I would imagine that xwOBA would benefit greatly from quality of opponent and park factor adjustments. As you mention, the superior inputs give it a huge advantage.
Mark Borchard
12/05
Great work Jonathan. Very excited about the .59 pred. Thank you for this.
Craig Madison
12/27
I loaded these questions to an article in August,,,copying here...not sure how the website filters posted comments...so I am repeating here. Hi Jonathan I am trying to 'get a feel' for this DRC+ metric and underlying components. And the basis for DRC+ lies in the math described in this article.
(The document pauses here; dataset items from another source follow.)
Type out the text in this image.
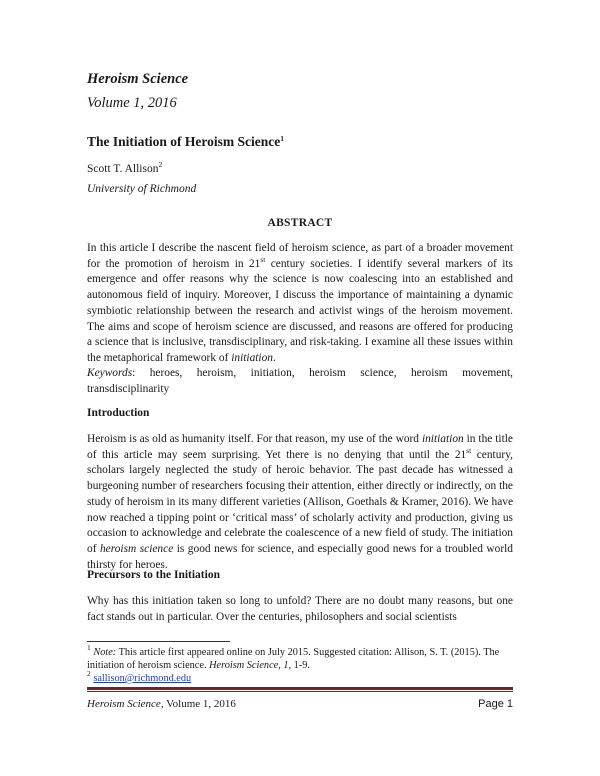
Heroism Science
Volume 1, 2016
The Initiation of Heroism Science$^1$
Scott T. Allison$^2$
University of Richmond
ABSTRACT
In this article I describe the nascent field of heroism science, as part of a broader movement for the promotion of heroism in 21st century societies. I identify several markers of its emergence and offer reasons why the science is now coalescing into an established and autonomous field of inquiry. Moreover, I discuss the importance of maintaining a dynamic symbiotic relationship between the research and activist wings of the heroism movement. The aims and scope of heroism science are discussed, and reasons are offered for producing a science that is inclusive, transdisciplinary, and risk-taking. I examine all these issues within the metaphorical framework of initiation.
Keywords: heroes, heroism, initiation, heroism science, heroism movement, transdisciplinarity
Introduction
Heroism is as old as humanity itself. For that reason, my use of the word initiation in the title of this article may seem surprising. Yet there is no denying that until the 21st century, scholars largely neglected the study of heroic behavior. The past decade has witnessed a burgeoning number of researchers focusing their attention, either directly or indirectly, on the study of heroism in its many different varieties (Allison, Goethals & Kramer, 2016). We have now reached a tipping point or ‘critical mass’ of scholarly activity and production, giving us occasion to acknowledge and celebrate the coalescence of a new field of study. The initiation of heroism science is good news for science, and especially good news for a troubled world thirsty for heroes.
Precursors to the Initiation
Why has this initiation taken so long to unfold? There are no doubt many reasons, but one fact stands out in particular. Over the centuries, philosophers and social scientists
$^1$ Note: This article first appeared online on July 2015. Suggested citation: Allison, S. T. (2015). The initiation of heroism science. Heroism Science, 1, 1-9.
$^2$ sallison@richmond.edu
Heroism Science, Volume 1, 2016	Page 1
Expected contributions...I have a few questions. - Can the expected contribution be looked at the individual at-bat level? - How does a brand new player to baseball have an expected contribution? - Is the expected contribution different for different levels of baseball regardless of talent? - How do 'career years' of players show up in expected contribution or DRC+? Modern stats operations like BP tend to suggest the career year is likely not a new performance baseline and future years should expect performance regression to the mean...how does DRC+ handle this?questions. - Can the expected contribution be looked at the individual at-bat level? - How does a brand new player to baseball have an expected contribution? - Is the expected contribution different for different levels of baseball regardless of talent? - How do 'career years' of players show up in expected contribution or DRC+? Modern stats operations like BP tend to suggest the career year is likely not a new performance baseline and future years should expect performance regression to the mean...how does DRC+ handle this?
Joseph Cohen
12/27
I love BP for this kind of stuff. Is there a technical paper available to those of us interested in the calculations? Are these estimates based on multilevel models like DRA?